A Perpignan, le 12 janvier 2018. Raymond Roig/AFP

Par-delà ses dimensions politique, sociale, géographique, culturelle, la crise des « gilets jaunes » révèle aussi, par sa violence, la profonde crise communicationnelle que traverse notre vieille démocratie depuis plusieurs décennies.
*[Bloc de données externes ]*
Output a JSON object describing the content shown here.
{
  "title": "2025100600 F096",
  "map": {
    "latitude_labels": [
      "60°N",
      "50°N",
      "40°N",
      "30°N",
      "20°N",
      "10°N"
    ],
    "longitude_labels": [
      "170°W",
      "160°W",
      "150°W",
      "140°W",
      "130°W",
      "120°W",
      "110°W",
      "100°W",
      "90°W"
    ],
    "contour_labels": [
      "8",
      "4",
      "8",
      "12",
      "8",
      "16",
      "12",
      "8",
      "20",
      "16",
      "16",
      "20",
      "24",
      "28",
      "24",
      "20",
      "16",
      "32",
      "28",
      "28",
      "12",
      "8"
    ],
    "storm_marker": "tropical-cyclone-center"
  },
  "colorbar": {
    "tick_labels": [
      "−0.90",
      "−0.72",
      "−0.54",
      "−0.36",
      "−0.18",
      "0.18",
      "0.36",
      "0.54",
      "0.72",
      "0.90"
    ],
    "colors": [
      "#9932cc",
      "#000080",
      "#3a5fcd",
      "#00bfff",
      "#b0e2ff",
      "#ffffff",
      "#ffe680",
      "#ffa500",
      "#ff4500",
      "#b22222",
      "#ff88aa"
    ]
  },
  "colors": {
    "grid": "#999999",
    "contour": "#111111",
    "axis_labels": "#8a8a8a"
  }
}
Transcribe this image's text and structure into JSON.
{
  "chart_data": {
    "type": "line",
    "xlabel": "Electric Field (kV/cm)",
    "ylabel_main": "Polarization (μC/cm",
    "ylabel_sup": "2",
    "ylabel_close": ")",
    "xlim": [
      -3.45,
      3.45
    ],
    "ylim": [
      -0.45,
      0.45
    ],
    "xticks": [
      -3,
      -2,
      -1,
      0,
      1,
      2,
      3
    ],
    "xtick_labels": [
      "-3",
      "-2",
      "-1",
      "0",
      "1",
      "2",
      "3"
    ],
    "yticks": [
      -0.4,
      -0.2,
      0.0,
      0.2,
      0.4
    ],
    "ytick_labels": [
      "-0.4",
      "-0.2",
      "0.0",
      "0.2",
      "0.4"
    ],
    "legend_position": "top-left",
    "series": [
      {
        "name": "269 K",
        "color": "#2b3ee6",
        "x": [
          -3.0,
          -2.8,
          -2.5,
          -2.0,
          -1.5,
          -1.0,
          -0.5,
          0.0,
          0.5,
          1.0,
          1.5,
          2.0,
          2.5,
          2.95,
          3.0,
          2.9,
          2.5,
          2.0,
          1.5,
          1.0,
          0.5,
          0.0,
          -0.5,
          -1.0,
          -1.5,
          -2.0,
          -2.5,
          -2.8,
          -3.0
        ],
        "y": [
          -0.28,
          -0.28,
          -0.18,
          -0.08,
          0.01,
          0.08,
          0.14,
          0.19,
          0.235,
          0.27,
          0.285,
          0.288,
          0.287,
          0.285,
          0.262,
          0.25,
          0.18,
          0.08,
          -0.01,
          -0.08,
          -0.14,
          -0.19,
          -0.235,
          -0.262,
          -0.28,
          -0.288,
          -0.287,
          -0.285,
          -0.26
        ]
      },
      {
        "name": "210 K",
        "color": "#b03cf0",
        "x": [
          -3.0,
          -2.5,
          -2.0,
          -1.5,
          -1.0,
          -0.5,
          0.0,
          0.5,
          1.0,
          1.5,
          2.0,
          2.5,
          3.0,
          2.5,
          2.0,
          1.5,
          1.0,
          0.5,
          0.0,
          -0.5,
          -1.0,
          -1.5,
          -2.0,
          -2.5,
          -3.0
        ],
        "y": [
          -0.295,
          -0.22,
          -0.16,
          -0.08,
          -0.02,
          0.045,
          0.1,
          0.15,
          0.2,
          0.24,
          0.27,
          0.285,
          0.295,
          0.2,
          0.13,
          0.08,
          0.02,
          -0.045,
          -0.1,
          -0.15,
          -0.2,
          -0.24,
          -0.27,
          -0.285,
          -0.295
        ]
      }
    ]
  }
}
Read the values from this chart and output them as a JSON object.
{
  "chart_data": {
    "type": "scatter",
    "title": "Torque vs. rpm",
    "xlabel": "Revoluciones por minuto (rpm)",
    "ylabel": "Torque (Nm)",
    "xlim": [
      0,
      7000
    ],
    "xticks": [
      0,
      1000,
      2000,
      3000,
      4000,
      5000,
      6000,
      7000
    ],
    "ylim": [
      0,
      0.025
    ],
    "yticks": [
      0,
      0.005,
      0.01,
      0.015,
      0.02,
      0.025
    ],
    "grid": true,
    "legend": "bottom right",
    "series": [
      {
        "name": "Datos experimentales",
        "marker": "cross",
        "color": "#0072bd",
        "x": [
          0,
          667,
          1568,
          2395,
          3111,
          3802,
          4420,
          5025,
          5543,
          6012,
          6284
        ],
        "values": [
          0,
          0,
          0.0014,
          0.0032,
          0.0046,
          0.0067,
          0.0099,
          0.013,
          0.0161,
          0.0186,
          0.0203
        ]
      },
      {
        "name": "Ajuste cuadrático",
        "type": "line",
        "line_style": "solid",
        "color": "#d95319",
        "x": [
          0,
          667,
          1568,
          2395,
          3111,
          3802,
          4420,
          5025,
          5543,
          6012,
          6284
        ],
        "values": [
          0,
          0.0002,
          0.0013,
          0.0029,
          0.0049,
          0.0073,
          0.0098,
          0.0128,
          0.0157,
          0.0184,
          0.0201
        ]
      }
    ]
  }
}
Arnaud Mercier a déjà souligné, dans ces colonnes, ce que le mouvement révèle crûment de l’incommunication qui frappe les relations entre gouvernés et gouvernants. Il a relevé les propos maladroits voire méprisants du Président Macron, les décisions du gouvernement prises à contre-courant ou à contretemps, les promesses non tenues d’une vie meilleure. Bref, tout ce qui concourt à diffuser le sentiment que les dirigeants politiques vivent dans une bulle, n’entendent pas les citoyens et ne répondent pas à leurs attentes.

Je t’écoute, moi non plus

Tout cela est juste, mais les mêmes remarques pourraient être formulées, à peu de chose près, pour tous les gouvernements qui se sont succédé au cours des trente dernières années. Depuis 2009 et le premier « Baromètre de la confiance politique » réalisé par OpinionWay pour le CEVIPOF, on sait qu’une part très importante de la population considère que les gouvernants ne se préoccupent pas ou peu des problèmes des Français : le chiffre, écrasant, passe de 81 % en 2009 à 89 % en 2014. Dans la dernière vague de sondage, en décembre 2018, il est remonté à 85 %, après un léger tassement à 83 %, fin 2017.

Ce sentiment de n’être pas entendu n’est donc pas nouveau. Électoralement, il s’exprime avec insistance depuis plus de trente ans, par la croissance régulière du vote protestataire et de l’abstentionnisme. Il explique d’ailleurs, pour une large part, le résultat des scrutins de 2017 : par une sorte de dégagisme modéré de la dernière chance, Emmanuel Macron a été élu sur la promesse d’écouter et d’entendre, enfin, les souffrances et espérances des Français.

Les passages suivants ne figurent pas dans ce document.